ASYMPTOTIC ANALYSIS OF AN END-LOADED, TRANSVERSELY ISOTROPIC, ELASTIC, SEMI-INFINITE STRIP WEAK IN SHEAR

We use linear elasticity to study a transversely isotropic (or specially orthotropic), semi-infinite slab in plane strain, free of traction its faces and at infinity and subject to edge loads or displacements that produce stresses and displacements that decay in the axial direction. The governing equations (which are identical to those for a strip in plane stress, free of traction on its long sides and at infinity, and subject to tractions or displacements on its short side) are reduced, in the standard way, to a fourth-order partial differential equation with boundary conditions for a dimensionless Airy stress function, f. We study the asymptotic solutions to this equation for four sets of end conditions-traction, mixed (two), displacement-as epsilon, the ratio of the shear modulus to the geometric mean of the axial and transverse extensional moduli, approaches zero.

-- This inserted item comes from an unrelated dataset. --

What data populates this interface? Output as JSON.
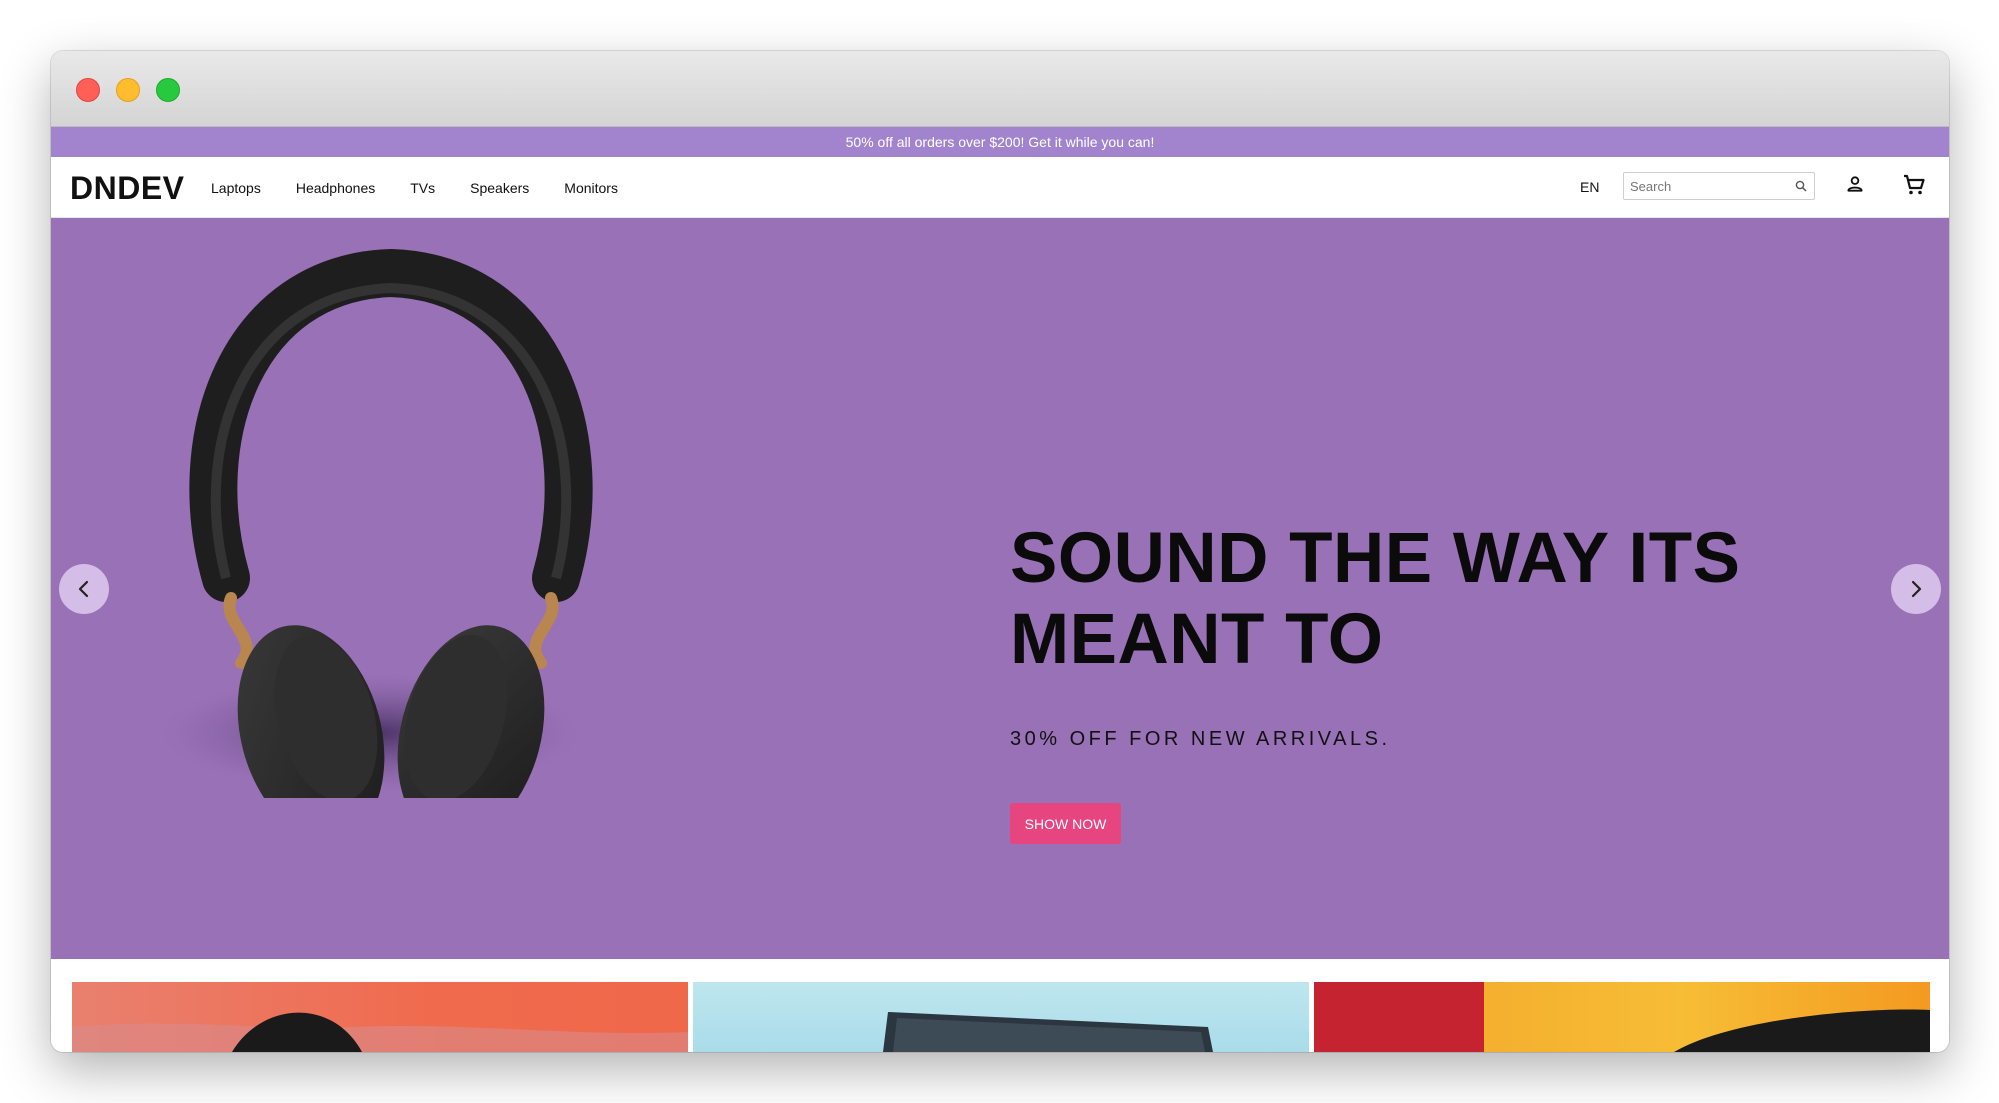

In all cases, the solutions for f consist of a "wide" boundary layer that decays slowly in the axial direction (over a distance that is long compared to the width of the strip) plus a "narrow" boundary layer that decays rapidly in the axial direction (over a distance that is short compared to the width of the strip). Moreover, we find that the narrow boundary layer has a "sinuous" part that varies rapidly in the transverse direction, but which, to lowest order, does not enter the boundary conditions nor affect the transverse normal stress or the displacements. Because the exact biorthogonality condition for the eigenfunctions associated with f can be replaced by simpler orthogonality conditions in the limit as epsilon --> 0, we are able to obtain, to lowest order, explicit formulae for the coefficients in the eigenfunction expansions of f for the four different end conditions.